Questa incapacità operativa e questa non disponibilità a garantire sistematicamente la quota nazionale diventano proprio in questi prossimi giorni ancora più preoccupante: in questo mese diventerà operativa la fase in cui i vari Paesi della Unione definiranno il Programma 2021 – 2027.
La situazione è monitorata con attenzione dalla Direzione Generale Politiche regionali della Commissione europea che all’inizio di novembre 2019 in occasione della riunione annuale con le Regioni e il Governo a Trieste aveva espresso le proprie preoccupazioni per la lentezza con cui l’Italia spende i fondi strutturali europei; una percentuale di spesa tra le più basse dell’intera Unione
Non possiamo più non affrontare una simile grave emergenza; è necessario, proprio in questa fase in cui lo Stato si accinge o almeno dovrebbe accingersi a definire i Programmi nazionali e regionali FESR e FSE 2021 – 2027, elencare e cadenzare formalmente le scelte programmatiche e le relative coperture; non è più possibile, come fatto finora, raccontare dati non veri sulla reale spesa del Programma 2014 – 2020, né elencare impegni di spesa per il Programma 2021 – 2027 nelle future Leggi di Stabilità per assicurare la quota nazionale di tale proposte.
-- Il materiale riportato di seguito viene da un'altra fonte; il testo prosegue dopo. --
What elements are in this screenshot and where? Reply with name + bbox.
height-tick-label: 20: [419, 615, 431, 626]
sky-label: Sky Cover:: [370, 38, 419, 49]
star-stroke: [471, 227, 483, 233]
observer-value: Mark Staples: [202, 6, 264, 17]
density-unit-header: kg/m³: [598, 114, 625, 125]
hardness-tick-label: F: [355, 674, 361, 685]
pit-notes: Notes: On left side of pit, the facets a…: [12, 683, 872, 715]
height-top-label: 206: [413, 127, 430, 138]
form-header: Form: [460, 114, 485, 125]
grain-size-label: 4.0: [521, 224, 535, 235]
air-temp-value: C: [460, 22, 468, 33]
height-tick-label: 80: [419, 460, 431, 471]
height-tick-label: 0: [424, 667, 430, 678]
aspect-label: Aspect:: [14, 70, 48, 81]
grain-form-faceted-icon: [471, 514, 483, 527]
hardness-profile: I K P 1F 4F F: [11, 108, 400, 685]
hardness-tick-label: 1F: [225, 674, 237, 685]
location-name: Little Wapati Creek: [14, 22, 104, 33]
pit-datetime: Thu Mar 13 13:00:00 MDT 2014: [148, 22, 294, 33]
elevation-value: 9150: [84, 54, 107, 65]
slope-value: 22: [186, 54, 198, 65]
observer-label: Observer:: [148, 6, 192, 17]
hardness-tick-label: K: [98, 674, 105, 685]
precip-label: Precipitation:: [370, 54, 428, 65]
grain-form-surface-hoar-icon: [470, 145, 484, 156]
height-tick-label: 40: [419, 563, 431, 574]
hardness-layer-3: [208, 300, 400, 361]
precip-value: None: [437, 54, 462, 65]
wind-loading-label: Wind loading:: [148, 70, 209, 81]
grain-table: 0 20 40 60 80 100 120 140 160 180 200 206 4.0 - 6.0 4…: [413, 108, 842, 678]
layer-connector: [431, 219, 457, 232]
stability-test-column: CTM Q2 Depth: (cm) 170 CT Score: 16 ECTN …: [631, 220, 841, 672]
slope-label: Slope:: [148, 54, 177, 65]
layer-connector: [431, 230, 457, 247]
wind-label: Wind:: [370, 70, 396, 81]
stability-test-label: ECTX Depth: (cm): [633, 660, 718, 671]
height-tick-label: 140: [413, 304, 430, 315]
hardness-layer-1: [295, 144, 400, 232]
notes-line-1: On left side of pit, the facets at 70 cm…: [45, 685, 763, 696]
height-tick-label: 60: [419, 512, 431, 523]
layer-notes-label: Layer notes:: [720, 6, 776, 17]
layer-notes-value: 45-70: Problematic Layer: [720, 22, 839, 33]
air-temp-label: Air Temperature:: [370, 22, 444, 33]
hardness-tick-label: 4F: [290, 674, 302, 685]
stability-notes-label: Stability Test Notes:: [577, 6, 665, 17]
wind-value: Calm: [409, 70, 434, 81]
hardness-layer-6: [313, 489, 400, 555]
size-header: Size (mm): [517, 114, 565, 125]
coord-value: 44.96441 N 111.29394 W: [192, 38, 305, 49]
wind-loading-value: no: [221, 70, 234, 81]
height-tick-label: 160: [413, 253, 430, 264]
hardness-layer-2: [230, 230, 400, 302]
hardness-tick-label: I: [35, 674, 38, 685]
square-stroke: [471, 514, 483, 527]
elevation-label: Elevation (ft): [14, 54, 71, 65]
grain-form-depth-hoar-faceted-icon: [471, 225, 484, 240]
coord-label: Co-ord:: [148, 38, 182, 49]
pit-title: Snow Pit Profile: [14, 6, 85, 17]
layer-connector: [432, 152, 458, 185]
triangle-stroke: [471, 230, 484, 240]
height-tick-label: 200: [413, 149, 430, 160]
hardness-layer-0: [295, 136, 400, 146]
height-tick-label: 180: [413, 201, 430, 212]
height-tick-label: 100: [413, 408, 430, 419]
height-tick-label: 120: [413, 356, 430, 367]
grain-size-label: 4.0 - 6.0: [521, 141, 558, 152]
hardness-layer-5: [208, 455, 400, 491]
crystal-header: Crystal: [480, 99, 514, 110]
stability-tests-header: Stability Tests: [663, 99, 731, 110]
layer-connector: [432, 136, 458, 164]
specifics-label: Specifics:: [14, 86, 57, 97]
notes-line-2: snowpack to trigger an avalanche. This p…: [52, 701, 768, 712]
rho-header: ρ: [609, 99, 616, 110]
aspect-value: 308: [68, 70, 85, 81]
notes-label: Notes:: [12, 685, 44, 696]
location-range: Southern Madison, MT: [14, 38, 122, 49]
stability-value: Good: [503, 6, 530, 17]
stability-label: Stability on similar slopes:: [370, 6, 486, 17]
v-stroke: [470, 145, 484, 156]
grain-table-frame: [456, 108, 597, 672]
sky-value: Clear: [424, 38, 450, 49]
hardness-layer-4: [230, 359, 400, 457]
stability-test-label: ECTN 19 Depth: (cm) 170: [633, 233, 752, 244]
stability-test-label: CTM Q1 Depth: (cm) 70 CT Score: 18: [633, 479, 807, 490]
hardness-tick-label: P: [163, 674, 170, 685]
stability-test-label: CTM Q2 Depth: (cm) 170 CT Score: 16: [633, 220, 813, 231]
Lo so è un momento della verità che dà fastidio soprattutto a coloro che negli ultimi cinque anni hanno preferito utilizzare le risorse solo ai fini elettorali, dà fastidio a coloro che nell’ultimo quinquennio hanno praticamente “bruciato” un volano di risorse annuali superiore mediatamente a 12 miliardi di euro per garantire gli “80 euro”, il “reddito di cittadinanza” e il “quota 100”.
Sì forse divento noioso nel ricordare sempre queste drammatiche negatività dei Governi che si sono succeduti ma proprio in questi primi mesi del 2020 queste negatività stanno esplodendo e non sarà facile restare indenni da una azione critica formale e pesante della Commissione Europea.
Il debito pubblico e la incapacità alla spesa dei Programmi comunitari possono accelerare un intervento diretto nella gestione del Paese da parte della Commissione Europea; a tale proposito l’ex premier Monti, durante il suo intervento al Senato nella discussione generale sulla fiducia al Governo Conte, ha lanciato un monito: “per evitare l’umiliazione della Troika (l’organo composto da rappresentanti di Bce, Fmi e Commissione europea) mostrate più umiltà e realismo nei confronti del Paese”. Questo rischio, definito dallo stesso Monti una emergenza disgustosa, si avvicina sempre più.